Taipei, 9 Nov. (CNA) Sebuah studi terobosan dari National Taiwan University (NTU), yang menemukan jalur untuk menumbuhkan kembali rambut pada tikus dalam 20 hari dengan merangsang sel lemak di kulit, telah menjadi viral, dengan sebuah unggahan media sosial tentang penelitian tersebut mencapai sekitar 19 juta tayangan dalam 12 hari.

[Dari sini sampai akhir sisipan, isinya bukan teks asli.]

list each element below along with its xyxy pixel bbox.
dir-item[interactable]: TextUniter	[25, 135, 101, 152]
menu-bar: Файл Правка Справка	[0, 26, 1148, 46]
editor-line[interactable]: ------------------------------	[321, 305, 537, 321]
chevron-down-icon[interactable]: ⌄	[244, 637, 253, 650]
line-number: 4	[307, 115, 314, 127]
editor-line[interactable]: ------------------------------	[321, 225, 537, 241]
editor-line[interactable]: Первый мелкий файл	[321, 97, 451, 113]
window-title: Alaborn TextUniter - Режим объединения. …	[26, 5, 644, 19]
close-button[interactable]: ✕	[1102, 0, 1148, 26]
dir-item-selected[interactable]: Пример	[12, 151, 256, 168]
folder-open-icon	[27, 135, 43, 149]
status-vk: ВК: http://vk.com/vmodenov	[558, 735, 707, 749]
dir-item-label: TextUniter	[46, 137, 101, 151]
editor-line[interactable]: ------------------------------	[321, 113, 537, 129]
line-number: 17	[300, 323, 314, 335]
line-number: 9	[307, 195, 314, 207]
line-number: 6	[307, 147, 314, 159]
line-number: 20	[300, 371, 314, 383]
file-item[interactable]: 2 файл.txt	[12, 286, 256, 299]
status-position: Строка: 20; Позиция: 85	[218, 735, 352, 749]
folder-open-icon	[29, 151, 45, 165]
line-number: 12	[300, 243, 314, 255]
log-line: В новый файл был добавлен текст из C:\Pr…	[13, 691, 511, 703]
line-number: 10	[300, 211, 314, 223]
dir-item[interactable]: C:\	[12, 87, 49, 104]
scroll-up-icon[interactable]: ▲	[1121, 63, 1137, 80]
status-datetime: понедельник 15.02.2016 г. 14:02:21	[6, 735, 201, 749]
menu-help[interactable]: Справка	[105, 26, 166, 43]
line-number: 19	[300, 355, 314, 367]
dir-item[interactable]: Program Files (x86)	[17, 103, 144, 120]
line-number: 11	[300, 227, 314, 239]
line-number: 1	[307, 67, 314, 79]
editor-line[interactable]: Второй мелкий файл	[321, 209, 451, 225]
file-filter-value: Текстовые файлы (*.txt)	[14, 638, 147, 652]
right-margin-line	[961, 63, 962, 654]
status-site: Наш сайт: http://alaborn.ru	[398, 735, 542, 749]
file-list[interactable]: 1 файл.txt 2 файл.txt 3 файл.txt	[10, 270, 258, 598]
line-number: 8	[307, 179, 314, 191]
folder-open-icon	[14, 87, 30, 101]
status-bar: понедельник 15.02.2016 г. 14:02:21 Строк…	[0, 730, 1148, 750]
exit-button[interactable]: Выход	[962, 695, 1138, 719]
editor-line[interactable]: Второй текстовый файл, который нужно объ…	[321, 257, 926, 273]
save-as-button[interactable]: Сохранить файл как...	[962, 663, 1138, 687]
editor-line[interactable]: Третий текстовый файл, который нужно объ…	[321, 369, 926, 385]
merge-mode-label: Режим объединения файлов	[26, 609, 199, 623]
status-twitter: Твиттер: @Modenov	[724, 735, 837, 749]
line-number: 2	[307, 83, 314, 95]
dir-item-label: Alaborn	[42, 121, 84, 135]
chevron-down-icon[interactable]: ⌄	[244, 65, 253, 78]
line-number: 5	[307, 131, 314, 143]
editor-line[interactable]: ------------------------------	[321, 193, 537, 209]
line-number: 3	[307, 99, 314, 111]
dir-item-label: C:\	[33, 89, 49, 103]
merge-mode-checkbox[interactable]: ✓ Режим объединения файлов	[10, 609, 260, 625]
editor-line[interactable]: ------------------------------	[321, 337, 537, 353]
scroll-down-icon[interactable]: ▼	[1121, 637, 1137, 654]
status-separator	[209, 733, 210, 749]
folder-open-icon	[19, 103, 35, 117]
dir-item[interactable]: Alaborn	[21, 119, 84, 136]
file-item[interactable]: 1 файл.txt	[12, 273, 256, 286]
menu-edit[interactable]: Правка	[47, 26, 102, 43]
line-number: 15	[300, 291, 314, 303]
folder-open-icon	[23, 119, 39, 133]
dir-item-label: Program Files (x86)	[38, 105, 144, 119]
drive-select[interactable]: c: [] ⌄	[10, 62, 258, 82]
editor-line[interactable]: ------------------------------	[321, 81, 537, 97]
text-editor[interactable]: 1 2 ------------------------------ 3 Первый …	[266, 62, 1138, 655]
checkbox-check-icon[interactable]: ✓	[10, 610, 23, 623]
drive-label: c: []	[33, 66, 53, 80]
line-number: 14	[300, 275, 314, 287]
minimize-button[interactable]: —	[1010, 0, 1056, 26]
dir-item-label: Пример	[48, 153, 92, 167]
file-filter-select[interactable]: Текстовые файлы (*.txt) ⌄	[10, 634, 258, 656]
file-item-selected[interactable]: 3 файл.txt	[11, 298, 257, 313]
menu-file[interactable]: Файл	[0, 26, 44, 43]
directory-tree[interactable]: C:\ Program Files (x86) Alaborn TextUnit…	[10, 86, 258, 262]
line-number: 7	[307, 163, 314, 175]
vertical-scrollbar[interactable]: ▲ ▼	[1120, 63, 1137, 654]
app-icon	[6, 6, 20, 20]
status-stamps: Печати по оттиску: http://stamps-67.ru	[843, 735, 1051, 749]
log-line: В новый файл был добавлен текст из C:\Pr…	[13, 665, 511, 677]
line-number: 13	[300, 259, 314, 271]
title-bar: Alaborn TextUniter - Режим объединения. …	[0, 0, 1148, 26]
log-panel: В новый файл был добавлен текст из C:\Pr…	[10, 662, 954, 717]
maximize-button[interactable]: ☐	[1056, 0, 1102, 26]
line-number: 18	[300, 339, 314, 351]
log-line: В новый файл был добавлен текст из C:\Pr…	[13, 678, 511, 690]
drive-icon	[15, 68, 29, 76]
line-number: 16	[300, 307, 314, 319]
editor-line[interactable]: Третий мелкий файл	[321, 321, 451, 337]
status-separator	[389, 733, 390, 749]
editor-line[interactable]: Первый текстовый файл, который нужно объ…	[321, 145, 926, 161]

Diterbitkan pada 22 Oktober dalam jurnal Cell Metabolism, studi tersebut mengungkapkan bahwa cedera pada kulit memulai reaksi berantai: sel imun yang disebut makrofag memberi sinyal kepada sel lemak di bawah kulit untuk melepaskan asam lemak bebas, yang kemudian bertindak sebagai bahan bakar untuk memprogram ulang metabolisme sel punca yang tidak aktif dan memicu mereka untuk menumbuhkan rambut baru.
Dalam percobaan pada tikus, para peneliti menggunakan cedera kulit yang terkontrol (seperti iritasi ringan atau luka bakar) untuk memulai pertumbuhan rambut. Mereka menemukan bahwa sel punca rambut diaktifkan pada Hari ke-7 setelah cedera, rambut baru mulai terlihat jelas pada Hari ke-10, dan tikus mencapai pertumbuhan rambut penuh dalam 20 hari.
Para peneliti juga membuktikan bahwa perawatan topikal asam lemak tak jenuh tunggal pada kulit tikus yang tidak terluka sudah cukup untuk menumbuhkan rambut baru karena secara langsung mengaktifkan sel punca rambut yang sedang tidur.
Sebuah unggahan oleh NEXTA, media asal Belarus, di platform media sosial X pada 25 Oktober turut menyebarluaskan studi ini secara viral, mengumpulkan lebih dari 19 juta penayangan hingga Rabu dan mendorong media lokal di Taiwan untuk mengikuti kisah ini dalam beberapa hari terakhir.
Menanggapi sebuah unggahan tentang penelitian ini di halaman Facebook pada 26 Oktober, Lin Sung-jan (林頌然), kontak utama untuk studi tersebut, mengatakan bahwa "Kapasitas regeneratif kulit adalah bukti menakjubkan dari kompleksitas kehidupan yang begitu halus."
"Kami memulai studi ini berdasarkan pengamatan klinis bahwa iritasi kulit atau stimulasi yang berkelanjutan (seperti rasa gatal di bawah gips pada tulang yang patah) menyebabkan area yang terkena menjadi lebih berbulu," kata Lin, yang merupakan dokter di rumah sakit NTU serta ketua dan profesor terkemuka di Departemen Teknik Biomedis NTU, dalam komentarnya.
Temuan ini belum divalidasi pada kulit manusia, tim NTU mencatat.